In elderly and pediatric patients and in patients with renal failure or hepatic impairment, the pharmacokinetics of granisetron was determined following administration of intravenous granisetron.
Elderly
The ranges of the pharmacokinetic parameters in elderly volunteers (mean age 71 years), given a single 40 mcg/kg intravenous dose of granisetron hydrochloride injection, were generally similar to those in younger healthy volunteers; mean values were lower for clearance and longer for half-life in the elderly.
Renal Failure Patients
Total clearance of granisetron was not affected in patients with severe renal failure who received a single 40 mcg/kg intravenous dose of granisetron hydrochloride injection.
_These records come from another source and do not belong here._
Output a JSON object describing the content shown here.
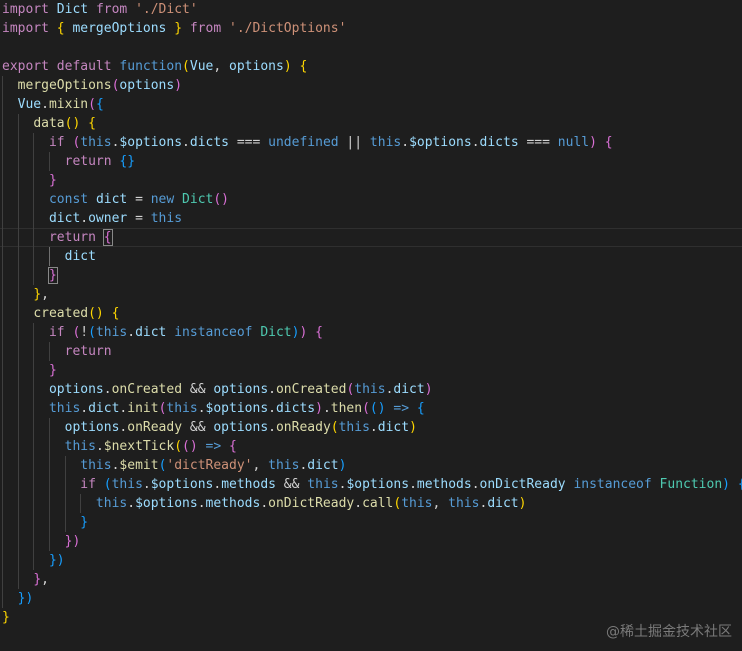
{
  "editor": {
    "watermark": "@稀土掘金技术社区",
    "lines": [
      [
        [
          "kw",
          "import"
        ],
        [
          "pl",
          " "
        ],
        [
          "id",
          "Dict"
        ],
        [
          "pl",
          " "
        ],
        [
          "kw",
          "from"
        ],
        [
          "pl",
          " "
        ],
        [
          "str",
          "'./Dict'"
        ]
      ],
      [
        [
          "kw",
          "import"
        ],
        [
          "pl",
          " "
        ],
        [
          "b1",
          "{"
        ],
        [
          "pl",
          " "
        ],
        [
          "id",
          "mergeOptions"
        ],
        [
          "pl",
          " "
        ],
        [
          "b1",
          "}"
        ],
        [
          "pl",
          " "
        ],
        [
          "kw",
          "from"
        ],
        [
          "pl",
          " "
        ],
        [
          "str",
          "'./DictOptions'"
        ]
      ],
      [],
      [
        [
          "kw",
          "export"
        ],
        [
          "pl",
          " "
        ],
        [
          "kw",
          "default"
        ],
        [
          "pl",
          " "
        ],
        [
          "st",
          "function"
        ],
        [
          "b1",
          "("
        ],
        [
          "id",
          "Vue"
        ],
        [
          "pl",
          ", "
        ],
        [
          "id",
          "options"
        ],
        [
          "b1",
          ")"
        ],
        [
          "pl",
          " "
        ],
        [
          "b1",
          "{"
        ]
      ],
      [
        [
          "pl",
          "  "
        ],
        [
          "fn",
          "mergeOptions"
        ],
        [
          "b2",
          "("
        ],
        [
          "id",
          "options"
        ],
        [
          "b2",
          ")"
        ]
      ],
      [
        [
          "pl",
          "  "
        ],
        [
          "id",
          "Vue"
        ],
        [
          "pl",
          "."
        ],
        [
          "fn",
          "mixin"
        ],
        [
          "b2",
          "("
        ],
        [
          "b3",
          "{"
        ]
      ],
      [
        [
          "pl",
          "    "
        ],
        [
          "fn",
          "data"
        ],
        [
          "b1",
          "()"
        ],
        [
          "pl",
          " "
        ],
        [
          "b1",
          "{"
        ]
      ],
      [
        [
          "pl",
          "      "
        ],
        [
          "kw",
          "if"
        ],
        [
          "pl",
          " "
        ],
        [
          "b2",
          "("
        ],
        [
          "st",
          "this"
        ],
        [
          "pl",
          "."
        ],
        [
          "id",
          "$options"
        ],
        [
          "pl",
          "."
        ],
        [
          "id",
          "dicts"
        ],
        [
          "pl",
          " === "
        ],
        [
          "st",
          "undefined"
        ],
        [
          "pl",
          " || "
        ],
        [
          "st",
          "this"
        ],
        [
          "pl",
          "."
        ],
        [
          "id",
          "$options"
        ],
        [
          "pl",
          "."
        ],
        [
          "id",
          "dicts"
        ],
        [
          "pl",
          " === "
        ],
        [
          "st",
          "null"
        ],
        [
          "b2",
          ")"
        ],
        [
          "pl",
          " "
        ],
        [
          "b2",
          "{"
        ]
      ],
      [
        [
          "pl",
          "        "
        ],
        [
          "kw",
          "return"
        ],
        [
          "pl",
          " "
        ],
        [
          "b3",
          "{}"
        ]
      ],
      [
        [
          "pl",
          "      "
        ],
        [
          "b2",
          "}"
        ]
      ],
      [
        [
          "pl",
          "      "
        ],
        [
          "st",
          "const"
        ],
        [
          "pl",
          " "
        ],
        [
          "id",
          "dict"
        ],
        [
          "pl",
          " = "
        ],
        [
          "st",
          "new"
        ],
        [
          "pl",
          " "
        ],
        [
          "ty",
          "Dict"
        ],
        [
          "b2",
          "()"
        ]
      ],
      [
        [
          "pl",
          "      "
        ],
        [
          "id",
          "dict"
        ],
        [
          "pl",
          "."
        ],
        [
          "id",
          "owner"
        ],
        [
          "pl",
          " = "
        ],
        [
          "st",
          "this"
        ]
      ],
      [
        [
          "pl",
          "      "
        ],
        [
          "kw",
          "return"
        ],
        [
          "pl",
          " "
        ],
        [
          "b2",
          "{"
        ]
      ],
      [
        [
          "pl",
          "        "
        ],
        [
          "id",
          "dict"
        ]
      ],
      [
        [
          "pl",
          "      "
        ],
        [
          "b2",
          "}"
        ]
      ],
      [
        [
          "pl",
          "    "
        ],
        [
          "b1",
          "}"
        ],
        [
          "pl",
          ","
        ]
      ],
      [
        [
          "pl",
          "    "
        ],
        [
          "fn",
          "created"
        ],
        [
          "b1",
          "()"
        ],
        [
          "pl",
          " "
        ],
        [
          "b1",
          "{"
        ]
      ],
      [
        [
          "pl",
          "      "
        ],
        [
          "kw",
          "if"
        ],
        [
          "pl",
          " "
        ],
        [
          "b2",
          "("
        ],
        [
          "pl",
          "!"
        ],
        [
          "b3",
          "("
        ],
        [
          "st",
          "this"
        ],
        [
          "pl",
          "."
        ],
        [
          "id",
          "dict"
        ],
        [
          "pl",
          " "
        ],
        [
          "st",
          "instanceof"
        ],
        [
          "pl",
          " "
        ],
        [
          "ty",
          "Dict"
        ],
        [
          "b3",
          ")"
        ],
        [
          "b2",
          ")"
        ],
        [
          "pl",
          " "
        ],
        [
          "b2",
          "{"
        ]
      ],
      [
        [
          "pl",
          "        "
        ],
        [
          "kw",
          "return"
        ]
      ],
      [
        [
          "pl",
          "      "
        ],
        [
          "b2",
          "}"
        ]
      ],
      [
        [
          "pl",
          "      "
        ],
        [
          "id",
          "options"
        ],
        [
          "pl",
          "."
        ],
        [
          "fn",
          "onCreated"
        ],
        [
          "pl",
          " && "
        ],
        [
          "id",
          "options"
        ],
        [
          "pl",
          "."
        ],
        [
          "fn",
          "onCreated"
        ],
        [
          "b2",
          "("
        ],
        [
          "st",
          "this"
        ],
        [
          "pl",
          "."
        ],
        [
          "id",
          "dict"
        ],
        [
          "b2",
          ")"
        ]
      ],
      [
        [
          "pl",
          "      "
        ],
        [
          "st",
          "this"
        ],
        [
          "pl",
          "."
        ],
        [
          "id",
          "dict"
        ],
        [
          "pl",
          "."
        ],
        [
          "fn",
          "init"
        ],
        [
          "b2",
          "("
        ],
        [
          "st",
          "this"
        ],
        [
          "pl",
          "."
        ],
        [
          "id",
          "$options"
        ],
        [
          "pl",
          "."
        ],
        [
          "id",
          "dicts"
        ],
        [
          "b2",
          ")"
        ],
        [
          "pl",
          "."
        ],
        [
          "fn",
          "then"
        ],
        [
          "b2",
          "("
        ],
        [
          "b3",
          "()"
        ],
        [
          "pl",
          " "
        ],
        [
          "st",
          "=>"
        ],
        [
          "pl",
          " "
        ],
        [
          "b3",
          "{"
        ]
      ],
      [
        [
          "pl",
          "        "
        ],
        [
          "id",
          "options"
        ],
        [
          "pl",
          "."
        ],
        [
          "fn",
          "onReady"
        ],
        [
          "pl",
          " && "
        ],
        [
          "id",
          "options"
        ],
        [
          "pl",
          "."
        ],
        [
          "fn",
          "onReady"
        ],
        [
          "b1",
          "("
        ],
        [
          "st",
          "this"
        ],
        [
          "pl",
          "."
        ],
        [
          "id",
          "dict"
        ],
        [
          "b1",
          ")"
        ]
      ],
      [
        [
          "pl",
          "        "
        ],
        [
          "st",
          "this"
        ],
        [
          "pl",
          "."
        ],
        [
          "fn",
          "$nextTick"
        ],
        [
          "b1",
          "("
        ],
        [
          "b2",
          "()"
        ],
        [
          "pl",
          " "
        ],
        [
          "st",
          "=>"
        ],
        [
          "pl",
          " "
        ],
        [
          "b2",
          "{"
        ]
      ],
      [
        [
          "pl",
          "          "
        ],
        [
          "st",
          "this"
        ],
        [
          "pl",
          "."
        ],
        [
          "fn",
          "$emit"
        ],
        [
          "b3",
          "("
        ],
        [
          "str",
          "'dictReady'"
        ],
        [
          "pl",
          ", "
        ],
        [
          "st",
          "this"
        ],
        [
          "pl",
          "."
        ],
        [
          "id",
          "dict"
        ],
        [
          "b3",
          ")"
        ]
      ],
      [
        [
          "pl",
          "          "
        ],
        [
          "kw",
          "if"
        ],
        [
          "pl",
          " "
        ],
        [
          "b3",
          "("
        ],
        [
          "st",
          "this"
        ],
        [
          "pl",
          "."
        ],
        [
          "id",
          "$options"
        ],
        [
          "pl",
          "."
        ],
        [
          "id",
          "methods"
        ],
        [
          "pl",
          " && "
        ],
        [
          "st",
          "this"
        ],
        [
          "pl",
          "."
        ],
        [
          "id",
          "$options"
        ],
        [
          "pl",
          "."
        ],
        [
          "id",
          "methods"
        ],
        [
          "pl",
          "."
        ],
        [
          "id",
          "onDictReady"
        ],
        [
          "pl",
          " "
        ],
        [
          "st",
          "instanceof"
        ],
        [
          "pl",
          " "
        ],
        [
          "ty",
          "Function"
        ],
        [
          "b3",
          ")"
        ],
        [
          "pl",
          " "
        ],
        [
          "b3",
          "{"
        ]
      ],
      [
        [
          "pl",
          "            "
        ],
        [
          "st",
          "this"
        ],
        [
          "pl",
          "."
        ],
        [
          "id",
          "$options"
        ],
        [
          "pl",
          "."
        ],
        [
          "id",
          "methods"
        ],
        [
          "pl",
          "."
        ],
        [
          "fn",
          "onDictReady"
        ],
        [
          "pl",
          "."
        ],
        [
          "fn",
          "call"
        ],
        [
          "b1",
          "("
        ],
        [
          "st",
          "this"
        ],
        [
          "pl",
          ", "
        ],
        [
          "st",
          "this"
        ],
        [
          "pl",
          "."
        ],
        [
          "id",
          "dict"
        ],
        [
          "b1",
          ")"
        ]
      ],
      [
        [
          "pl",
          "          "
        ],
        [
          "b3",
          "}"
        ]
      ],
      [
        [
          "pl",
          "        "
        ],
        [
          "b2",
          "})"
        ]
      ],
      [
        [
          "pl",
          "      "
        ],
        [
          "b3",
          "})"
        ]
      ],
      [
        [
          "pl",
          "    "
        ],
        [
          "b2",
          "}"
        ],
        [
          "pl",
          ","
        ]
      ],
      [
        [
          "pl",
          "  "
        ],
        [
          "b3",
          "})"
        ]
      ],
      [
        [
          "b1",
          "}"
        ]
      ]
    ]
  }
}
Hepatically Impaired Patients
A pharmacokinetic study with intravenous granisetron hydrochloride in patients with hepatic impairment due to neoplastic liver involvement showed that total clearance was approximately halved compared to patients without hepatic impairment. Given the wide variability in pharmacokinetic parameters noted in patients, dosage adjustment in patients with hepatic functional impairment is not necessary.
Pediatric Patients
A pharmacokinetic study in pediatric cancer patients (2 to 16 years of age), given a single 40 mcg/kg intravenous dose of granisetron hydrochloride injection, showed that volume of distribution and total clearance increased with age. No relationship with age was observed for peak plasma concentration or terminal phase plasma half-life. When volume of distribution and total clearance are adjusted for body weight, the pharmacokinetics of granisetron are similar in pediatric and adult cancer patients.
HOW SUPPLIED
Granisetron hydrochloride tablets USP are available as:
White colored, triangular shaped, biconvex, film-coated tablets with debossing of '1GN' on one side and plain surface on the other side.
Granisetron HCl tablets, USP are available as 20 Unit Dose tablets and 2's pack. NDC 51991-735-20-20'S Pack NDC 51991-735-32 - 2'S Pack
Storage
Store between 20° and 25°C (68° and 77°F) [see USP Controlled Room Temperature]. Keep container closed tightly.
Protect from light. Retain in carton until time of use.